Le discussioni su questo tema fanno emergere, in questi ultimi tempi, un aspetto che non può essere trascurato: alla domanda: «ma tu che cosa faresti con chi arriva, anche se non lo vogliamo?» viene spesso risposto che non è compito nostro trovare la soluzione. Che ci devono pensare i politici e che, visto che non è andata con la diplomazia, che Dio benedica l’Uomo Forte.

 

I numeri delle persone coinvolte, in generale non sono noti. Per curiosità li ho chiesti. Mi sono sentita rispondere che «non è un problema di numeri, ma di principio». Le ragioni del disagio nelle periferie delle città, essendo molteplici e complesse, spesso non sono approfondite.
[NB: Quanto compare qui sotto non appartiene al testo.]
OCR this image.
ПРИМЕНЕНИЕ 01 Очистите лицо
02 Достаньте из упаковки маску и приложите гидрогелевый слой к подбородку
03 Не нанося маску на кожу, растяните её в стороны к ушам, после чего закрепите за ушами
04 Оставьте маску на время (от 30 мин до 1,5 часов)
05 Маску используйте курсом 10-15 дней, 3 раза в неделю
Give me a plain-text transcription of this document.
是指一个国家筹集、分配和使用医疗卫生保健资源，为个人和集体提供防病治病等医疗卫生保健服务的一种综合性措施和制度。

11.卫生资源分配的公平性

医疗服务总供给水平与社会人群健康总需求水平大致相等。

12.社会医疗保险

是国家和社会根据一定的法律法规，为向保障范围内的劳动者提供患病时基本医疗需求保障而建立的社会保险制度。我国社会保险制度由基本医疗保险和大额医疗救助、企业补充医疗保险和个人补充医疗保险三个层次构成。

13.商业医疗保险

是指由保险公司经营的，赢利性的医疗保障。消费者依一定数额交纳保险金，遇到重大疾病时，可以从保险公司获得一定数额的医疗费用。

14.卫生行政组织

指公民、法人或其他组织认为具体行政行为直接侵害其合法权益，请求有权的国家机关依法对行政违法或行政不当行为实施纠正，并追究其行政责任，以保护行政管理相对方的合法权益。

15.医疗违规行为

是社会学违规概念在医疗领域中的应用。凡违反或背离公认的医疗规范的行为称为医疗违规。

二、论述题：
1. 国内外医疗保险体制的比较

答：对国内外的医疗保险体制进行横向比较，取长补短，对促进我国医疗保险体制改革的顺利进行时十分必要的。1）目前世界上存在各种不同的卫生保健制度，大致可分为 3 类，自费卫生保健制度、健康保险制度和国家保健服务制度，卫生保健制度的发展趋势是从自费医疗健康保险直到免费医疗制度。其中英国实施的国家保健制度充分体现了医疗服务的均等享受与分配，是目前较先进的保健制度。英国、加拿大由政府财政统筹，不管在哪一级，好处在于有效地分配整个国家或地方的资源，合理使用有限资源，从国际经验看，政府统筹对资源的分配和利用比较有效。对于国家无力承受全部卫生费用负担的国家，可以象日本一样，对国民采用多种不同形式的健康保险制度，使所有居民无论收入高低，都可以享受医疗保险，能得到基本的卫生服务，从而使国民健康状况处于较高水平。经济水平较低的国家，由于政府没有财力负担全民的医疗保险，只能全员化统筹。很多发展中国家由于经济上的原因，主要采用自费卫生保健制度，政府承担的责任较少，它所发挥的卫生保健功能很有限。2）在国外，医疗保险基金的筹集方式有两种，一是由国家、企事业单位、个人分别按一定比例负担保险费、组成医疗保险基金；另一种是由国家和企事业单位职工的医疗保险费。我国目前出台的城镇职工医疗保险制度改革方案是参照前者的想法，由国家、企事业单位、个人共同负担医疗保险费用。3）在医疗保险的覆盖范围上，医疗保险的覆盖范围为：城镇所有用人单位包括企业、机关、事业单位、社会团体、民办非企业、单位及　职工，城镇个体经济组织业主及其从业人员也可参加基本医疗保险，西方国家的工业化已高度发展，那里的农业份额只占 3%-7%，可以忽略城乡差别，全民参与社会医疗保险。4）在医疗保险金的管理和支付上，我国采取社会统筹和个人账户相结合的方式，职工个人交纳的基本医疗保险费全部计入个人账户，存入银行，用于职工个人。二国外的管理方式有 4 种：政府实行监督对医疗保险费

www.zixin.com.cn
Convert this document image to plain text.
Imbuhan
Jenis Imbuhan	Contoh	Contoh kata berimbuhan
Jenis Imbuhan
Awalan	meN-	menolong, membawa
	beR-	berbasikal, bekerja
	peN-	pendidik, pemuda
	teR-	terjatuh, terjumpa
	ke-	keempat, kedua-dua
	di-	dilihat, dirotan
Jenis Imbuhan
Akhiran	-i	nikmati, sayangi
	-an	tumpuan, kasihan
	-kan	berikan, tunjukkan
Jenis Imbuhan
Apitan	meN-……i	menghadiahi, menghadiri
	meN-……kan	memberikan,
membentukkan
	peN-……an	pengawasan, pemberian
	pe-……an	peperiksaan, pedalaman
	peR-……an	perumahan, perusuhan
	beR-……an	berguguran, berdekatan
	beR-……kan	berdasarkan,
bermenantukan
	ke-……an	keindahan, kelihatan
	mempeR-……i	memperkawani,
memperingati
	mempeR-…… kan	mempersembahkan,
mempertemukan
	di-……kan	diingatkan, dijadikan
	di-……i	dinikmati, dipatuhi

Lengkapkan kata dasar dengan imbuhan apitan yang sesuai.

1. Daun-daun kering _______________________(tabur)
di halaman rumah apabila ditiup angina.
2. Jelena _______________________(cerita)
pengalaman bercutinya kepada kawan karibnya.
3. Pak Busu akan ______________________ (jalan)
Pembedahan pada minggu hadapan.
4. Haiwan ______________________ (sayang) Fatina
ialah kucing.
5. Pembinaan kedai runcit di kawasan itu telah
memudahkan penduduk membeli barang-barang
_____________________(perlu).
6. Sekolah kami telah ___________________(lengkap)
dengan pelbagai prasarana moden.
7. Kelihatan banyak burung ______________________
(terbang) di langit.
E solo una minoranza, tacciata con disprezzo da élite, è disposta ad affrontare la preoccupazione, a volte la paura, del cambiamento iniziato in questi tempi, inarrestabile, solo in parte regolabile, che proprio per questo richiede forza e una visione al di là della tattica e della campagna elettorale.

 

Un aspetto appare, su questo come su altri temi importanti: la domanda «che cosa posso fare io per…?» viene posta da una minoranza troppo ridotta, per avere, se non risultati, almeno un percorso condiviso. Fenomeno epocale è un’espressione usata abbastanza frequentemente. Temo senza coglierne il significato profondo di complessità e drammaticità, che non dà spazio a risposte semplici. Una risposta sicuramente coraggiosa e impegnativa potrebbe essere cercare di vincere la paura. Di guardare in faccia il processo in corso, che è inarrestabile e può solo essere convogliato: dalla buona politica (quindi: attenti a chi ti promette di rimpatriarne 600.000. Non può farlo né tecnicamente né politicamente) e dalle iniziative sul territorio, per dire due ipotesi di lavoro. Perché, e qui cito Luigi Ciotti nella sua bella Lettera a un razzista del terzo millennio: «Il futuro ci chiede di andargli incontro, non di attenderlo, arroccati nelle nostre ansie… A meno di non dire differenza, intendendo piuttosto inferiorità. Ma questo è il cuore del razzismo».